|Rediff India Abroad Home | All the sections|
We never understand KANK's characters
August 29, 2006 21:26 IST
The response was very good, and selecting the top ten reviews was an interesting task.
Last Monday, we featured Amodini Sharma's review. On Tuesday, we featured Abhishek Asthana's review. On Wednesday, we featured Sumier Phalake's review. On Thursday, we featured Kiran Kamath's review. On Friday, we featured Arun Ganesh's review. Yesterday, we featured Tasneem Karbani's review.
Today, we feature a review by Madhusudan Hegde.After writing a series of successful legal thrillers, John Grisham felt compelled to write a 'different' novel, The Painted House. Similarly, KANK is Karan Johar's attempt to break the mould. Unfortunately, broken with the mould, are also viewers' expectations of a good movie.
This is a bold movie that delves into the complex relationships and lives of two married couples, Dev (Shah Rukh) and Rhea (Preity Zinta); Rishi (Abhishek Bachchan) and Maya (Rani Mukerji). Dev is a bitter man, having failed as a football coach, while his wife Rhea is a successful career woman working in a fashion magazine. Rishi runs a PR firm organising events and his wife Maya is a teacher who simply cannot identify with Rishi's lifestyle of parties and fun. Both marriages are falling apart with Dev unable to accept his wife's success and Maya not reciprocating Rishi's deep love for her. Predictably the couples meet and Dev and Maya find themselves in an affair.
Well, seems like an interesting theme for a Silsila like drama, doesn't it?

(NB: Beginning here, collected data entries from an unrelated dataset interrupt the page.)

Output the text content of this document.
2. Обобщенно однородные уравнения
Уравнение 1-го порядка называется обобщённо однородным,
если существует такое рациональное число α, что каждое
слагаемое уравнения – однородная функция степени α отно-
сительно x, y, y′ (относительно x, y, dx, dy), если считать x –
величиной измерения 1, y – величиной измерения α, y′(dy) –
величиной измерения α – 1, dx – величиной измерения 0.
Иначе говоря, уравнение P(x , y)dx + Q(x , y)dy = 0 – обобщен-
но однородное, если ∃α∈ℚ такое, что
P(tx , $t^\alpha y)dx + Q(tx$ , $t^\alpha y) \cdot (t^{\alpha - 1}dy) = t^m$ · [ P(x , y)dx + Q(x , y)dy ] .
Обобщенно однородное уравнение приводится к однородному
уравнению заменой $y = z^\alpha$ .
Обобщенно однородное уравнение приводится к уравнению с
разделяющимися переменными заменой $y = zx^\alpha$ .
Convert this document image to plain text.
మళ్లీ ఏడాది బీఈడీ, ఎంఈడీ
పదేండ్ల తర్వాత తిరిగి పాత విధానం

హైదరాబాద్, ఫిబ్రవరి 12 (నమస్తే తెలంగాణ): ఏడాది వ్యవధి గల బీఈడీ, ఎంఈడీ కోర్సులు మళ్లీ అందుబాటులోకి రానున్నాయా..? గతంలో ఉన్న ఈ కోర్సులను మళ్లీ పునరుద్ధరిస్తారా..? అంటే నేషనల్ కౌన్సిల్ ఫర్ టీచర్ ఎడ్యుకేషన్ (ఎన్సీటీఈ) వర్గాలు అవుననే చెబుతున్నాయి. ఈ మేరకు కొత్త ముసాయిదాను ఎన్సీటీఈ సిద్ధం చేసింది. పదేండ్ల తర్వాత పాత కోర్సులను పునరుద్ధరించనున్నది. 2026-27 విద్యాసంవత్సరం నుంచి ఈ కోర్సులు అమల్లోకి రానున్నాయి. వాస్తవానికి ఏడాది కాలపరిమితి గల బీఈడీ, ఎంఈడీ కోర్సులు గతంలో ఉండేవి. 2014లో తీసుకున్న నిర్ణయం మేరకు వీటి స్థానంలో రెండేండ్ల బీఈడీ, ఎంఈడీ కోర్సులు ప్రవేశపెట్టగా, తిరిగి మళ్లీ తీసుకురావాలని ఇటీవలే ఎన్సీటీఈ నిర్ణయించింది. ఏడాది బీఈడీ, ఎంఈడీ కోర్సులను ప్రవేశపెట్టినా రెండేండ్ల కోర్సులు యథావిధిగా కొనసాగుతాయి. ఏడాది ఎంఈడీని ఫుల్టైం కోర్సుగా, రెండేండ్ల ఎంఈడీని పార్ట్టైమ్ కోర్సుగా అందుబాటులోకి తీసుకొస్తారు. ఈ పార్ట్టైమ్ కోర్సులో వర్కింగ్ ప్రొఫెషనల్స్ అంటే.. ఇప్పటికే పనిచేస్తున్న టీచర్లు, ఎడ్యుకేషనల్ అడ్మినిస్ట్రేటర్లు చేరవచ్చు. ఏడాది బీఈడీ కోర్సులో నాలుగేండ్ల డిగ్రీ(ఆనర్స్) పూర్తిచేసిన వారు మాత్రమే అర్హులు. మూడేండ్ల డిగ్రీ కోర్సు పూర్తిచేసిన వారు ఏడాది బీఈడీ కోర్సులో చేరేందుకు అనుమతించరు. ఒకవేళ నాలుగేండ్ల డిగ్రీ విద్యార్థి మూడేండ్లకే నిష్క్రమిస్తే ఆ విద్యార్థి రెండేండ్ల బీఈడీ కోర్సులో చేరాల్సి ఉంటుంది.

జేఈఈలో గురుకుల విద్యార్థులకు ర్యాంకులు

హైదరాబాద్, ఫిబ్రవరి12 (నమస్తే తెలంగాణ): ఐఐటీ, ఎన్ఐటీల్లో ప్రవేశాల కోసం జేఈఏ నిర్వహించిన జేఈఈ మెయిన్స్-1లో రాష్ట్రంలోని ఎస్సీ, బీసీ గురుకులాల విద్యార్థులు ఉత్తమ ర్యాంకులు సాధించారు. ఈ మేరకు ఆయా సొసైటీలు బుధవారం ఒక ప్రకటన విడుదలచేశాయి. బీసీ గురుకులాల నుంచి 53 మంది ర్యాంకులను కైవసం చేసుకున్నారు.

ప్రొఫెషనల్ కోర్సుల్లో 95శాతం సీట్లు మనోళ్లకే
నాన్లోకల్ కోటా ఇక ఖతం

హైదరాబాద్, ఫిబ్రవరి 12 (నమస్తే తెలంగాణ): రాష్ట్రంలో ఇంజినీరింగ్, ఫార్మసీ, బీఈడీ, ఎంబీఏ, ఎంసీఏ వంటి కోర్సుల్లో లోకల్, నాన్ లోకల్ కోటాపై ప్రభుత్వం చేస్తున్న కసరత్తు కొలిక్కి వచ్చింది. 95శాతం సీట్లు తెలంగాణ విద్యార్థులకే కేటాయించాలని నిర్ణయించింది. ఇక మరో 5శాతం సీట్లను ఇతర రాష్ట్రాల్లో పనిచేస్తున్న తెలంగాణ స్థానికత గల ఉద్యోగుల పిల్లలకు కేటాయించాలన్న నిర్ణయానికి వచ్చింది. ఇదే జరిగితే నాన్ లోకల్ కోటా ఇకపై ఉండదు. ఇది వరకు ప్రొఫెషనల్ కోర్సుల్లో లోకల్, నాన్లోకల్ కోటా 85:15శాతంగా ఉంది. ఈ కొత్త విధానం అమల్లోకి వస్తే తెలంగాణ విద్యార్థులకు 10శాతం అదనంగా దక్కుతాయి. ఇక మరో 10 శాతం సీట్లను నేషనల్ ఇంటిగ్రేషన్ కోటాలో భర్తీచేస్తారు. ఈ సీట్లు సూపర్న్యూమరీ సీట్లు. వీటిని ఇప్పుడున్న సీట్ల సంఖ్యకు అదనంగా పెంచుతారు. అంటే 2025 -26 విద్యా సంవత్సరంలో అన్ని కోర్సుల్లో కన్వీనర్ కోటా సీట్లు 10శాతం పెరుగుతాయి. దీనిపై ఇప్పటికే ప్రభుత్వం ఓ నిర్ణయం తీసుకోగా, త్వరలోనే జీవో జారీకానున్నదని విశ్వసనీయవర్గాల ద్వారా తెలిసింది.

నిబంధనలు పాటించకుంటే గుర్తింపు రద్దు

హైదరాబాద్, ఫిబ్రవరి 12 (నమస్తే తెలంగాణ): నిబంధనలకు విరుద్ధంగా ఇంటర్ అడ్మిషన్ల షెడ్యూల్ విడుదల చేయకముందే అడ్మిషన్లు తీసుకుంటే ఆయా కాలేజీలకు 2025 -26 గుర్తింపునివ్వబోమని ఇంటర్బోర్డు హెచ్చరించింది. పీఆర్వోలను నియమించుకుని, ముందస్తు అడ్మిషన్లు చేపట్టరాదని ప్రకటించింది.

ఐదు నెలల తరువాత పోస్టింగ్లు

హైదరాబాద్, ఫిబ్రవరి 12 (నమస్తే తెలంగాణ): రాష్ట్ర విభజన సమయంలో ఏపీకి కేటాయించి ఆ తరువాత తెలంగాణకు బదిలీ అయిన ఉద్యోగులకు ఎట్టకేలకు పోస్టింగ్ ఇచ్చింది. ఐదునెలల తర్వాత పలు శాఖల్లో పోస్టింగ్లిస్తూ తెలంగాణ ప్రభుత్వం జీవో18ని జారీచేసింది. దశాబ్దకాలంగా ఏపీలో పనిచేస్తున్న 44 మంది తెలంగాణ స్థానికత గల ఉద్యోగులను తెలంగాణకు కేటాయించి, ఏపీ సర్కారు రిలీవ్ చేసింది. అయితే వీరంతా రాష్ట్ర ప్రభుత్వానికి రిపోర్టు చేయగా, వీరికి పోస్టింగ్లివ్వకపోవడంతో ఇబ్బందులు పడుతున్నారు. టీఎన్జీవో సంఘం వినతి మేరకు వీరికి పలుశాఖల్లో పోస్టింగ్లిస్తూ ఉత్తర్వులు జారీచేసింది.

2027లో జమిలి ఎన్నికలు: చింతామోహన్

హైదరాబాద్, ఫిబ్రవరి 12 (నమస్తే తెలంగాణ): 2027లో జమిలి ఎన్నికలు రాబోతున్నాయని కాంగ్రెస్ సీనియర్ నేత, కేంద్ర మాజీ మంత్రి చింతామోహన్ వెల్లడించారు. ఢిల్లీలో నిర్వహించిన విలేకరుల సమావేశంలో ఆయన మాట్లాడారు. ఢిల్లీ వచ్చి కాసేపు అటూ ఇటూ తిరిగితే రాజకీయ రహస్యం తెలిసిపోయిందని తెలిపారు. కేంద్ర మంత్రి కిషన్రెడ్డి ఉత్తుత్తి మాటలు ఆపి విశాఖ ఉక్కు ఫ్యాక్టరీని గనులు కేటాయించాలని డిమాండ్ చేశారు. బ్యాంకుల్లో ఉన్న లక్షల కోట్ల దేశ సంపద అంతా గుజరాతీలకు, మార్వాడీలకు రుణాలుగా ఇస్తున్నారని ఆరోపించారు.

Yes, but what could have been a peek into human nature and insight into way people and relationships change remains just that -- 'could have been'.
The problem with the movie in not in the execution, the performances or even the length of the movie (3.5 hours); the failure is its inability to get the viewer to empathise with the protagonists.
That is the simple reason that this house, though rather well painted, collapses. One can understand Rani's emptiness having married Abhishek, even though she never really loved him, but why does she fall for Shah Rukh? Is Shah Rukh's attraction to Rani simply a desire to be with someone who is not a super-achiever and therefore less challenging to his ego?
The director ostensibly tries to tell you that they start with the noble intention of trying to help each other rescue their marriages. Both Preity and Abhishek, portrayed as rational human beings, actually reciprocate these efforts to build the relationship back. Naturally, I was all set for the nice ending, but Shah Rukh and Rani spoilt it all rushing back into each other's arms! Once again, dear reader, this deepens our inability to understand these characters.
The SRK-Rani relationship deepens and they end up making love with their conscience gnawing at them, which in turn leads to an admission of infidelity to their respective partners. What happens next is the climax, which, though not a predictable ending, still leaves the viewer with more agony.
The film has its moments, though, due to some brilliant performances, dialogue and fabulous imagery. Shah Rukh is brilliant as a loser; you can see his bitterness in every little nuance. The dialogues are crisp and hard hitting and at the risk of being a spoiler, his rebuttal to Preity calling him a failure goes something like this: "Yes, I am failure, par jaanti ho is ghar mein mujhse bhi bada failure kya hai? Hamari shaadi, hamara rishta."
Rani makes the best of a rather unconvincing character and Preity, well, given the limited role, does a very good job of portraying a career woman. Big B, as Rishi's father, effortlessly plays a skirt-chasing widower and once again delivers an outstanding performance. Few actors have the stature to carry off playing a middle-aged playboy and a respected elder of the family. The real star, though, is Abhishek. He finely depicts a range of emotions; a cool party guy, a husband once loving, then enraged by his wife's infidelity, and a son saddened at the prospect of losing his father.
Karan Johar gives New York a new beauty of its own and in this movie goes beyond the city in Kal Ho Na Ha to the breathtaking suburbs and exotic homes. In terms of music, barring the title song, none are catchy and the primary purpose of the songs seems to be to remind the viewer that it's a Bollywood movie further reinforced by purposeless guest appearances by Kajol and John Abraham.
Only one emotion reigned supreme at the theatre when I saw this movie -- Alvida.
Madhusudan Hegde is based out of Detroit and works for an Indian IT major.